Ebenso unvereinbar mit den engen Grenzen der geldpolitischen Kompetenz der EZB ist auch die von ihr postulierte Freistellung durch den EuGH von nahezu allen Beschränkungen ihrer Tätigkeit. Denn der EuGH hat sich erkühnt, die kompetenziellen Grenzen der EZB danach zu ziehen, wie die EZB ihre Politik nach außen deklariert. Kompetenzgrenzen werden indessen nie danach bestimmt, wie ein Kompetenzträger seine Maßnahmen selbst qualifiziert sondern nach objektiven Gesichtspunkten.
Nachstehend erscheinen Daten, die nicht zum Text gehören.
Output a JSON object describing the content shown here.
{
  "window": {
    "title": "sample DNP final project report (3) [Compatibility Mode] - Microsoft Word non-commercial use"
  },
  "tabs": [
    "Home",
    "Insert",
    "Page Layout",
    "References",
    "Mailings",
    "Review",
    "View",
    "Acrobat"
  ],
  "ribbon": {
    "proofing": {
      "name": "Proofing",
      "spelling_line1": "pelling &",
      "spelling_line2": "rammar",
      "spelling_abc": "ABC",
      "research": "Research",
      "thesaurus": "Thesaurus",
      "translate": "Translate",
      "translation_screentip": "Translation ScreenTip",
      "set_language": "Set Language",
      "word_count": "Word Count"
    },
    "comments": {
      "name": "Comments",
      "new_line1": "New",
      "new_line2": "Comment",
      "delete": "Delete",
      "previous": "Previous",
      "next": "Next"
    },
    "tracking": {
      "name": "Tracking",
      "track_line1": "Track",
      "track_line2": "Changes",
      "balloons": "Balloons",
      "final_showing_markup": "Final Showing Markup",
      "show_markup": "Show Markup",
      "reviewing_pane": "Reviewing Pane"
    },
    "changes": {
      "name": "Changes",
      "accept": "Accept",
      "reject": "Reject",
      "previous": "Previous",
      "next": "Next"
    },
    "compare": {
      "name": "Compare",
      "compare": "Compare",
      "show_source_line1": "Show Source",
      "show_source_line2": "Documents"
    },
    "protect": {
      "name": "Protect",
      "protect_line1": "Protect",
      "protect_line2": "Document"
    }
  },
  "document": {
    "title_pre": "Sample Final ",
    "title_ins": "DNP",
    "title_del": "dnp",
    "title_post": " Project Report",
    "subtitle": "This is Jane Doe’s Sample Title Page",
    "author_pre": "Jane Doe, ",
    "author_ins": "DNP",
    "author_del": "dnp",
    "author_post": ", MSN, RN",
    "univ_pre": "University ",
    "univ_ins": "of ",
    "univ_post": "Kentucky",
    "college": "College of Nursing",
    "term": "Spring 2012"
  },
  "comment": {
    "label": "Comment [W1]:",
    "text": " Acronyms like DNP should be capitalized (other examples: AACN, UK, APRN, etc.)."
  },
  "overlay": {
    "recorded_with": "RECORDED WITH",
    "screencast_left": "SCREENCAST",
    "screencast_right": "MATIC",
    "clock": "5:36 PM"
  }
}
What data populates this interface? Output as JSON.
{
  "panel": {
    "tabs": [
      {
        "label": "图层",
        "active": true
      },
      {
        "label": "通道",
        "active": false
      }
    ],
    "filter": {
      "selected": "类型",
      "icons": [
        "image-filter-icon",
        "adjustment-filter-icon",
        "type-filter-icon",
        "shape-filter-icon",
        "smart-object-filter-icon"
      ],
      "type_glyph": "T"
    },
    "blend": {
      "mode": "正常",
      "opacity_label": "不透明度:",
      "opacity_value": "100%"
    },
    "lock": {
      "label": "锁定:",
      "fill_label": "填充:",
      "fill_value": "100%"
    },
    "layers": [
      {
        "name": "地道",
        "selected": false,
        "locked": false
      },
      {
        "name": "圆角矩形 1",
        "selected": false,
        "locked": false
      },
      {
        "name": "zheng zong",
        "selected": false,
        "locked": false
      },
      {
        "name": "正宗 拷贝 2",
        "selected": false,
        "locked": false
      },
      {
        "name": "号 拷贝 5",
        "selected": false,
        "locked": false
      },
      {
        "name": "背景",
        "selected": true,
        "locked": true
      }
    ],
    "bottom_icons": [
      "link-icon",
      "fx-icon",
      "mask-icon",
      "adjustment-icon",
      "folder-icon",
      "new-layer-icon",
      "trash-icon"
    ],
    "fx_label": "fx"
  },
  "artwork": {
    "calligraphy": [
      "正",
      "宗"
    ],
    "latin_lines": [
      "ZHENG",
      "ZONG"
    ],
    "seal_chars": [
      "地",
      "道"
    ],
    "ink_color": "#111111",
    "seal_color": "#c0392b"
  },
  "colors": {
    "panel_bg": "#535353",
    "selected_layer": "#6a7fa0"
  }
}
Vor dem Hintergrund beider Urteile des EuGH zu den Zuständigkeitsgrenzen der EZB (OMT und APP) sind Zweifel berechtigt, ob der EuGH dem grundliegenden Gebot der Europäischen Verträge genügt, echten Rechtschutz gegenüber den Akten der EZB zu gewähren. Dies gilt umso mehr, als eine direkte Klage von Bürgern der Europäischen Gemeinschaft gegen die geldpolitischen Maßnahmen der EZB bislang stets an der Zulässigkeit scheiterte.

Die EZB inmitten einer Legitimitätskrise

Die Tätigkeit der EZB ist offensichtlich nicht nur Legalitätszweifeln ausgesetzt, sondern befindet sich inmitten einer Legitimitätskrise. Hierzu hat erheblich beigetragen, dass die EZB – zunächst gegen ihren Willen – eine allumfassende Bankenaufsicht für die Eurozone geworden ist. Das Bundesverfassungsgericht benötigte 174 Seiten, um in seinem Urteil vom 30.07.2019 darzulegen, warum diese Übertragung von höchst souveränitätsaffinen Kompetenzen auf die EZB „noch mit den Ermächtigungsgrundlagen des Artikel 127 AEUV vereinbar sei.“

Damit ist die institutionen-ökonomische Diskussion darüber, ob eine supranationale geldpolitische Instanz auch supranationale Aufsichtsfunktionen im Bankenbereich erhalten sollte, nicht erledigt. Denn die Interessenkonflikte zwischen Bankenaufsicht und geldpolitischen Entscheidungen können nicht abgestritten werden. So fragte Bundesverfassungsrichter Müller in der mündlichen Verhandlung des Bankenunionverfahrens am 28.11.2018: „Und nun soll der Hund auf die Wurst aufpassen?“ Es ist daher nicht verwunderlich, dass die Legitimitätskrise über Legalitätszweifel hinaus zu prinzipiellen Hinterfragungen im Milieu von Zentralbankern geführt hat.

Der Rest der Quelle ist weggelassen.